『突っ走る女と困惑する瞳』





「お〜いシン、ゲームしよ、ゲーム」



 こんこん



 うだるような暑さの中、一時間も宿題と受験勉強に費やしたわたしは、自分へのご褒美タイムとして奇妙な同居人シン・アスカとのゲームを望んだのである。

「あ〜ちょっと待てな」

「はあ?」

 珍しくノックをして部屋の前で返答を待ってたわたしに、なんとも微妙な返しをするシン。

 言葉的には、だが断る、ではないみたいだけど………



 がちゃ



「何してるのシ…ン?」

 ドアを開けて、部屋に入ったわたしを待っていたのは変わったスーツを着た人物だった。

 スーツといっても、会社ではなく宇宙で着るみたいな恰好のもので、街中で会ったら確実に事案である。

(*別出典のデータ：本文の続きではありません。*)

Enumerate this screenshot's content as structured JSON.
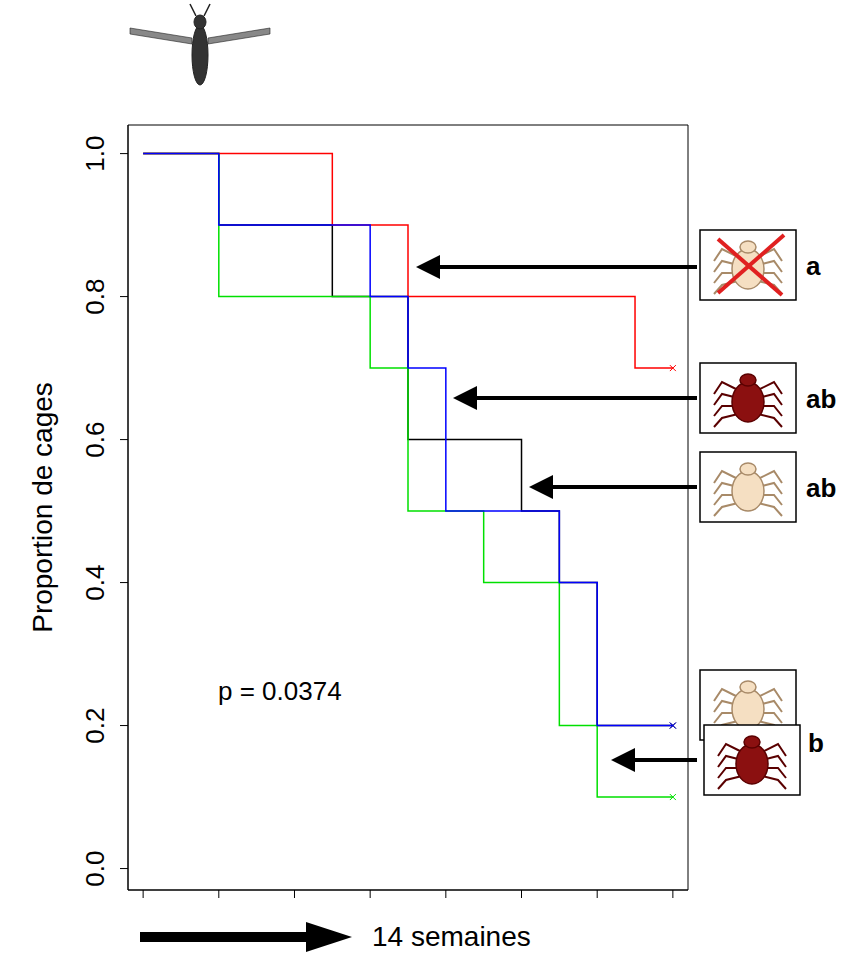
{
  "chart_data": {
    "type": "line",
    "line_style": "step",
    "marker": "x",
    "xlabel": "14 semaines",
    "ylabel": "Proportion de cages",
    "annotations": [
      "p = 0.0374"
    ],
    "xlim": [
      -0.4,
      14.4
    ],
    "xticks": [
      0,
      2,
      4,
      6,
      8,
      10,
      12,
      14
    ],
    "ylim": [
      -0.03,
      1.04
    ],
    "yticks": [
      {
        "value": 0,
        "label": "0.0"
      },
      {
        "value": 0.2,
        "label": "0.2"
      },
      {
        "value": 0.4,
        "label": "0.4"
      },
      {
        "value": 0.6,
        "label": "0.6"
      },
      {
        "value": 0.8,
        "label": "0.8"
      },
      {
        "value": 1,
        "label": "1.0"
      }
    ],
    "tick_labels": "y",
    "grid": false,
    "series": [
      {
        "color": "#000000",
        "annotation": "ab",
        "x": [
          0,
          2,
          5,
          7,
          10,
          11,
          12,
          14
        ],
        "values": [
          1,
          0.9,
          0.8,
          0.6,
          0.5,
          0.4,
          0.2,
          0.2
        ]
      },
      {
        "color": "#00e000",
        "annotation": "b",
        "x": [
          0,
          2,
          6,
          7,
          9,
          11,
          12,
          14
        ],
        "values": [
          1,
          0.8,
          0.7,
          0.5,
          0.4,
          0.2,
          0.1,
          0.1
        ]
      },
      {
        "color": "#ff0000",
        "annotation": "a",
        "x": [
          0,
          5,
          7,
          13,
          14
        ],
        "values": [
          1,
          0.9,
          0.8,
          0.7,
          0.7
        ]
      },
      {
        "color": "#0000ff",
        "annotation": "ab",
        "x": [
          0,
          2,
          6,
          7,
          8,
          11,
          12,
          14
        ],
        "values": [
          1,
          0.9,
          0.8,
          0.7,
          0.5,
          0.4,
          0.2,
          0.2
        ]
      }
    ]
  }
}
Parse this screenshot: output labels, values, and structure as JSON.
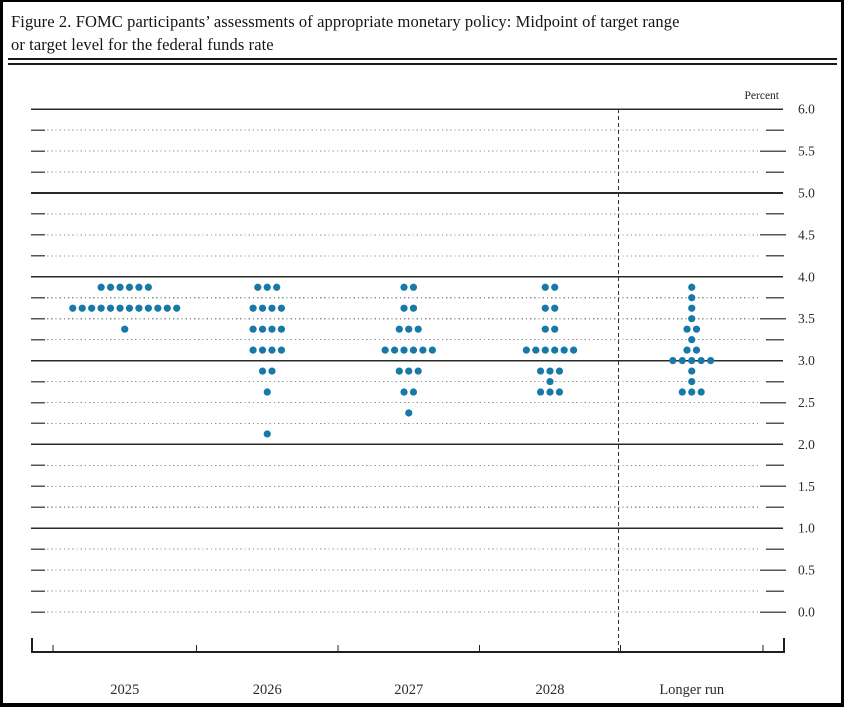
{
  "title": {
    "line1": "Figure 2. FOMC participants’ assessments of appropriate monetary policy: Midpoint of target range",
    "line2": "or target level for the federal funds rate"
  },
  "chart_data": {
    "type": "scatter",
    "subtype": "fomc-dot-plot",
    "title": "Figure 2. FOMC participants’ assessments of appropriate monetary policy: Midpoint of target range or target level for the federal funds rate",
    "unit_label": "Percent",
    "xlabel": "",
    "ylabel": "Percent",
    "ylim": [
      0.0,
      6.0
    ],
    "y_label_step": 0.5,
    "y_grid_step": 0.25,
    "grid": "dotted quarter-point lines, solid lines at whole percentages (1.0–6.0), dotted at 0.0",
    "legend_position": "none",
    "ytick_labels": [
      "6.0",
      "5.5",
      "5.0",
      "4.5",
      "4.0",
      "3.5",
      "3.0",
      "2.5",
      "2.0",
      "1.5",
      "1.0",
      "0.5",
      "0.0"
    ],
    "categories": [
      "2025",
      "2026",
      "2027",
      "2028",
      "Longer run"
    ],
    "divider_before_category": "Longer run",
    "dots_per_column": 19,
    "series": [
      {
        "category": "2025",
        "dots": [
          {
            "rate": 3.875,
            "count": 6
          },
          {
            "rate": 3.625,
            "count": 12
          },
          {
            "rate": 3.375,
            "count": 1
          }
        ]
      },
      {
        "category": "2026",
        "dots": [
          {
            "rate": 3.875,
            "count": 3
          },
          {
            "rate": 3.625,
            "count": 4
          },
          {
            "rate": 3.375,
            "count": 4
          },
          {
            "rate": 3.125,
            "count": 4
          },
          {
            "rate": 2.875,
            "count": 2
          },
          {
            "rate": 2.625,
            "count": 1
          },
          {
            "rate": 2.125,
            "count": 1
          }
        ]
      },
      {
        "category": "2027",
        "dots": [
          {
            "rate": 3.875,
            "count": 2
          },
          {
            "rate": 3.625,
            "count": 2
          },
          {
            "rate": 3.375,
            "count": 3
          },
          {
            "rate": 3.125,
            "count": 6
          },
          {
            "rate": 2.875,
            "count": 3
          },
          {
            "rate": 2.625,
            "count": 2
          },
          {
            "rate": 2.375,
            "count": 1
          }
        ]
      },
      {
        "category": "2028",
        "dots": [
          {
            "rate": 3.875,
            "count": 2
          },
          {
            "rate": 3.625,
            "count": 2
          },
          {
            "rate": 3.375,
            "count": 2
          },
          {
            "rate": 3.125,
            "count": 6
          },
          {
            "rate": 2.875,
            "count": 3
          },
          {
            "rate": 2.75,
            "count": 1
          },
          {
            "rate": 2.625,
            "count": 3
          }
        ]
      },
      {
        "category": "Longer run",
        "dots": [
          {
            "rate": 3.875,
            "count": 1
          },
          {
            "rate": 3.75,
            "count": 1
          },
          {
            "rate": 3.625,
            "count": 1
          },
          {
            "rate": 3.5,
            "count": 1
          },
          {
            "rate": 3.375,
            "count": 2
          },
          {
            "rate": 3.25,
            "count": 1
          },
          {
            "rate": 3.125,
            "count": 2
          },
          {
            "rate": 3.0,
            "count": 5
          },
          {
            "rate": 2.875,
            "count": 1
          },
          {
            "rate": 2.75,
            "count": 1
          },
          {
            "rate": 2.625,
            "count": 3
          }
        ]
      }
    ]
  },
  "colors": {
    "dot": "#1878a8",
    "solid_grid": "#2a2a2a",
    "dotted_grid": "#8f8f8f",
    "tick_dash": "#555555",
    "axis": "#1f1f1f",
    "divider": "#333333",
    "text": "#2b2b2b"
  }
}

 といってもここはわたしの家だし、赤色のメット、胸元にあるエンブレム、そして何よりバイザーから覗く見知った顔から、不審者ではないと確信している。



「何してるの、シン?」

 さっき途切れた言葉を改めて出す。

 この格好してるシンなんて、最初に家に跳んできた時(比喩なし!)を合わせても数回しかない。

「たまには着とかないと傷むしな」

 シンの当然とばかりの答え。

 確かにスーツは少し汚れてるとはいえ、押し込まれて置いてあった感じはしない。

 きっとわたしが知らないとこで何回も着ているんだろう。



「いや〜驚いたよ、てっきり元の世界に帰れる方法を発見したかと」

「…………」

 シンは何も言わず、視線を斜め下に向ける。

 スーツを着てるからその行動は、えらく機械的に感じる。

「……シン?」

 バイザーが影になってシンの表情が見えない。



 ――まさか――



 嫌な予感に、冷たい汗が流れる。

 いや、シンにとっては喜ばしいことなのかもしれない。

 だけど、私、いや私達にとっては――



「なんてな! そんなの発見してたらとっくにお前達に言ってるだろ」

 バイザーをあげて、笑うシン。

 表情を隠してたとはいえ、シンにしてはなかなかやってくれる!

「いや〜残念だよ、今度こそスーパーコーディネーターと大恩ある先輩を倒してくると思ったんだけど!」

「アンタ絶対そんなこと思ってないだろ!」

「ソンナコトナイヨオモッテルヨ」

 まあシンの言う通り『そんなこと』思ってないよ。

 誰かを倒してるシンも倒されてるシンも見たくない



「まあいいや、ちょっと暇してるなら手伝ってくれ」

「何するの?」

「いつでも使えるように耐久テストだ」

 笑いつつも真剣なシンの顔を見て私の胸は痛んだ。